To prevent generating new edges when rotating, we center crop 15% of the image and count edges within the image. Most input images have worked well within the angle window provided; the only cases where this would not work is with purposefully slanted objects or necessary rotations outside of the angle window.
Note: We see that this is the optimal angle rotation not only visually from the images, but also in our histograms. We see that there are a significant increase in number of edges at -180, 90, 0, 90 degrees after rotation. When assessing, be mindful of the y-scale.
Facade, Original
Facade, Rotated -3 degrees
Car, Original
Car, Rotated -8 degrees
Car, Original
Car, Rotated 9 degrees
Birdhouse, Original
Birdhouse, Rotated -7 degrees
City, Original
City, Rotated -2 degrees
Note: We see that this final image is a failure case. It is already straight, however, the building has diagonal lines which create false straight edges under our scoring system.
We can sharpen image by creating a low pass filter, subtracting it from the original image, and collecting the high frequencies of the image. We can add these high frequencies to the original image using the unsharp mask filter.
Taj, Original
Taj, with a sharpen filter
Flower, Original
Flower, applied Gaussian blur
Flower, re-applied sharpen filter
We can create hybrid images that change in interpretation based on viewing distances by combining the low pass filter of an image and a high pass filter of another. We align the images by dominant features, such as nose bridges, eyes, ears, and scale such that these points align with each other.
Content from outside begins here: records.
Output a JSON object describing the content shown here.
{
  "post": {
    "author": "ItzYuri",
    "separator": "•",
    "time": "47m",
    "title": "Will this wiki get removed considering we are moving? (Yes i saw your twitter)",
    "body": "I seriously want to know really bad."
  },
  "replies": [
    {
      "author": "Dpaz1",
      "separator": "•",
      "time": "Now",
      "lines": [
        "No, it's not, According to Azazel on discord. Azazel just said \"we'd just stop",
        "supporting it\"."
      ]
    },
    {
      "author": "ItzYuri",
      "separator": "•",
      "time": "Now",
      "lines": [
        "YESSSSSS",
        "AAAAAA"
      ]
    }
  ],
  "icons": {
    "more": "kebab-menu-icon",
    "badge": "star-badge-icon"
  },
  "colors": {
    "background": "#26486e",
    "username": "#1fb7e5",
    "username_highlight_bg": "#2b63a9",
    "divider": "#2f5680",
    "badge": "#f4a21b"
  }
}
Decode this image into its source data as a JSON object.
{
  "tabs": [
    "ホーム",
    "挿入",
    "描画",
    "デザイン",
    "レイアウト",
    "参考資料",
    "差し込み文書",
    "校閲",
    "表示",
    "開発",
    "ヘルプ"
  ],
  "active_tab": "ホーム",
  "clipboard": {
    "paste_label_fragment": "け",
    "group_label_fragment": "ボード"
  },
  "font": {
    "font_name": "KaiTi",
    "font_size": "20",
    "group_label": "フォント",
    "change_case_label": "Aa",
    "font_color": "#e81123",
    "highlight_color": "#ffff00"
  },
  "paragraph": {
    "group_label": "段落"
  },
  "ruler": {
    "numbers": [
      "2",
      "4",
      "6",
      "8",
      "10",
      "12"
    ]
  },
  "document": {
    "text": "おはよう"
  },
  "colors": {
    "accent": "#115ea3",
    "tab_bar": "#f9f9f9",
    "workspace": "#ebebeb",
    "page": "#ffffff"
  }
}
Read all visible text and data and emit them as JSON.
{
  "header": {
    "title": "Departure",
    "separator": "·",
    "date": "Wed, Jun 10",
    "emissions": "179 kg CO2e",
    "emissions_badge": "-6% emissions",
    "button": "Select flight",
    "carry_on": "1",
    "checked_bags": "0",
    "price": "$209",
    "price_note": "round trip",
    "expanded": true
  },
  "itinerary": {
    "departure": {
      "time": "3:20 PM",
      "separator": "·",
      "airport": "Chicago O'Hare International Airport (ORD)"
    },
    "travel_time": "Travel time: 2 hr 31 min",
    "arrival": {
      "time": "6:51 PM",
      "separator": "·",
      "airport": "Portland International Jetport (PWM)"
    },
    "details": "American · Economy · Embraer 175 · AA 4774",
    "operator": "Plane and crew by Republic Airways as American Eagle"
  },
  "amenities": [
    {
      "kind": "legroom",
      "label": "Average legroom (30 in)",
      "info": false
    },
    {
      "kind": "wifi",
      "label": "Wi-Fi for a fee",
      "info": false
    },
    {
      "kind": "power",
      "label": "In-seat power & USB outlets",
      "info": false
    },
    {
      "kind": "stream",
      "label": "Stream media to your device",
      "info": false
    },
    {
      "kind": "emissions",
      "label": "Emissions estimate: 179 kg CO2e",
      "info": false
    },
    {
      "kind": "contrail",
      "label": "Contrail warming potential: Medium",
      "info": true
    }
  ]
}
We also experiement with cutoff ranges by modifying sigma of our Gaussian filter to increase/decrease visual dominance of our low and high filters.
Bells and Whistles I introduced colors into the hybrid images by separating each color channel of the image and performing the convolutions for the low-pass and high-pass filters. I personally think it looks better for both when the color paletters are somewhat the same — otherwise, the low frequency component as it provides a sturdy base for the image.
Low Pass Filter, sigma = 10
High Pass Filter, sigma = 5
Low Pass Filter, sigma = 5
High Pass Filter, sigma = 10
Fourier Analysis: Here are frequency analysises in the fourier domain of these images. We can see the additive relationship between the low pass and high pass frequency domains.
Low Pass Filter
High Pass Filter
Hybrid Image
Low Pass Filter, sigma = 10
High Pass Filter, sigma = 8
Note: I consider this image is a failure case. The shapes of the face and animals are too compositonally different, and the black of eyes of the seal are dominated by the portrait's eyes regardless of sigma and viewing distance.
We create a Gaussian stack by applying a Gaussian filter across the same image multiple times. This removes the need for downsampling an image, and can preserve dimensions.
Gaussian Stack, N = 5 Lincoln
Note: Failed to create a laplacian stack because I believe my implenetation for gaussian stacks are too slow, and takes too much time to iterate and calculate the laplacian for each level as a function of the gaussian stack. Normally, how this would work is that I would take the difference of current and next level of the gaussian stack.
Attempt at Creating Laplacian Stack, N = 5
Even if unfinished, I really enjoyed implementing this product. The main things I’ve learned are the vast numerous use cases of a Gaussian filter, which can be used with a simple convolution. The main challenge was understanding the underlying python libraries, including how to plot images, separate color channels, and handle convolutions of arrays of different dimensions.